Manchmal fühlen sich auch nur einzelne Mitarbeiter von einer (manchmal rein subjektiv so empfundenen) schlechten Arbeitsatmosphäre betroffen. Dann ist es Zeit zu handeln: Persönliche Kommunikation ist dabei immer besser als eine schriftliche Ansprache.

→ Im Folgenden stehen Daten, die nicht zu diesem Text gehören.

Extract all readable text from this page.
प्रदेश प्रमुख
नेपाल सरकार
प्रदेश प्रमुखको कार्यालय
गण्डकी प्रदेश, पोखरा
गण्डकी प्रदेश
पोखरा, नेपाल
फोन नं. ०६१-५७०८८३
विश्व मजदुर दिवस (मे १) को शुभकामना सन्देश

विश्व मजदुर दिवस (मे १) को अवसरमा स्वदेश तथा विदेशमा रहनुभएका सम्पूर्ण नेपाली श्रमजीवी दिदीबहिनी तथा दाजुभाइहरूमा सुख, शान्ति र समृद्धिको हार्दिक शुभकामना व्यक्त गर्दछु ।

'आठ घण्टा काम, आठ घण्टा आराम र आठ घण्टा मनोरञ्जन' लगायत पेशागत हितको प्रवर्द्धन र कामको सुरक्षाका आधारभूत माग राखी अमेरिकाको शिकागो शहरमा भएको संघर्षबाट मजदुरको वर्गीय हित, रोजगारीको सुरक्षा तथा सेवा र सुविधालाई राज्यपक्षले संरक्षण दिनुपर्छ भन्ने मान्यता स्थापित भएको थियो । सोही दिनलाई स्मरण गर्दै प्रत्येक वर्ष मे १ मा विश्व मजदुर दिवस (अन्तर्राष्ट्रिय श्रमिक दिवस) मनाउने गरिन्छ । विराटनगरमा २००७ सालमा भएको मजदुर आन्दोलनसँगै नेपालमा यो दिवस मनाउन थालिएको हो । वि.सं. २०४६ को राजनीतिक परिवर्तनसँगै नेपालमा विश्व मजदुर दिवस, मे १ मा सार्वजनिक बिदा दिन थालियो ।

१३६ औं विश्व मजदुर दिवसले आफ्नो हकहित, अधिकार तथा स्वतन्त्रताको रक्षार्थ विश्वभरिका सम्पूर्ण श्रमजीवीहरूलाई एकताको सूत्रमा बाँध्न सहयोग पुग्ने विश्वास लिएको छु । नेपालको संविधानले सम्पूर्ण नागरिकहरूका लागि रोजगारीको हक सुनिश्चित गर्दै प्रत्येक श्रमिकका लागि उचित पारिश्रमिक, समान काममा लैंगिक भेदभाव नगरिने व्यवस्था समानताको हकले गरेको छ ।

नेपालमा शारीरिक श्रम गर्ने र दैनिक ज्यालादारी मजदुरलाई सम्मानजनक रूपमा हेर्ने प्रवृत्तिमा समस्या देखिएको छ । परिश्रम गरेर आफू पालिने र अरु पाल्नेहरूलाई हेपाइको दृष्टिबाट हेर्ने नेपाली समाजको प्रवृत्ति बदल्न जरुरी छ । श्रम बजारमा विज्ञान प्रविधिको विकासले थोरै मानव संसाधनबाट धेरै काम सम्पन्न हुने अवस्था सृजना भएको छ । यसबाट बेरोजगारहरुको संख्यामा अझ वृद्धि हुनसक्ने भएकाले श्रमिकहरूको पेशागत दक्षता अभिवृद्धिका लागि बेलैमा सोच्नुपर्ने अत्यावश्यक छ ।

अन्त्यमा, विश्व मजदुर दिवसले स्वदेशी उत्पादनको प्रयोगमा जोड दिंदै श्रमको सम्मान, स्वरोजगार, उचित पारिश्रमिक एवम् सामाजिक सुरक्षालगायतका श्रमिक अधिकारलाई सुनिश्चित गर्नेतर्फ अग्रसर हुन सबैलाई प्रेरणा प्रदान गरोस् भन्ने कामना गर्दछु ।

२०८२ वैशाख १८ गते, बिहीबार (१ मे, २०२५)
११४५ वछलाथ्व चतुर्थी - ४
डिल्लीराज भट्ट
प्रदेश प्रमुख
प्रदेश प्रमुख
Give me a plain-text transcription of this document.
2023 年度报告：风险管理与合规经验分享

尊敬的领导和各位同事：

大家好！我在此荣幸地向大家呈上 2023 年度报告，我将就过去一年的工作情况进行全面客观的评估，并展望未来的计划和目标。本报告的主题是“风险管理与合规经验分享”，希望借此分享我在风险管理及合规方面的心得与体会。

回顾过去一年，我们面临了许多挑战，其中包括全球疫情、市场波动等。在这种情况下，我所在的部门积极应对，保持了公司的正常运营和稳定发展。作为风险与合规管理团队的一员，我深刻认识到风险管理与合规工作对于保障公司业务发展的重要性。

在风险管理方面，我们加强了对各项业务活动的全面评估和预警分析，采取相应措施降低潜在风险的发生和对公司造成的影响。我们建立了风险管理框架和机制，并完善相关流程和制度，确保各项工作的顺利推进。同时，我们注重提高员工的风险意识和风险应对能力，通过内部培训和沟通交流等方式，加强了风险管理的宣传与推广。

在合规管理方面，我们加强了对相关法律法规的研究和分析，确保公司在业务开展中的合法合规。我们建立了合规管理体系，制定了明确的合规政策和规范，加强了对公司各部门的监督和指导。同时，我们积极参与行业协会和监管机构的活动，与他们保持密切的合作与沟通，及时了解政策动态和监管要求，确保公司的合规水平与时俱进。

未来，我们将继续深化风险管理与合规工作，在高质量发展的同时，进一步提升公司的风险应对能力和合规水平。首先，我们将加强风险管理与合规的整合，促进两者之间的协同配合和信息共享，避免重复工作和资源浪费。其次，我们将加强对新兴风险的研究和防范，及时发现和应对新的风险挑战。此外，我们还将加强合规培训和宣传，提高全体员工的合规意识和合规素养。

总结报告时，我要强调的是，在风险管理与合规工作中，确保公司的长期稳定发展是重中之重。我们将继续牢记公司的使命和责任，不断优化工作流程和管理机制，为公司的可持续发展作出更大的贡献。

Mitarbeiter sollten direkt die Person ansprechen, mit der es Schwierigkeiten gibt, damit erst gar nicht eine schlechte Stimmung entsteht. Falls es Streit beziehungsweise Missverständnisse unter den Kollegen gibt, und sie zu keinem positiven Ergebnis kommen, sollte der Vorgesetzte versuchen, objektiv zu vermitteln.

Die Reißleine ziehen: Manchmal ist ein neuer Karriereschritt notwendig

In einigen Fällen lässt sich die Situation für einzelne Mitarbeiter nicht lösen – aus ganz unterschiedlichen Gründen. Wer keine Aufstiegschancen sieht, wenn die Bezahlung schlecht ist oder sich Mitarbeiter ihrem Team nicht länger zugehörig fühlen, sollten sie über eine eure Karriere nachdenken. Sollten Mitarbeiter anfangen, am Sinn ihrer Arbeit zu zweifeln oder Gefühl haben, dass das Unternehmen einen fragwürdigen Kurs einschlägt, dann ist es Zeit, sich nach einem besseren Job umzuschauen. Manchmal ist der einzige Weg aus einem schlechten und frustrierenden Arbeitsklima, das bestehende Arbeitsverhältnis zu verlassen und wo anders neu und besser zu starten.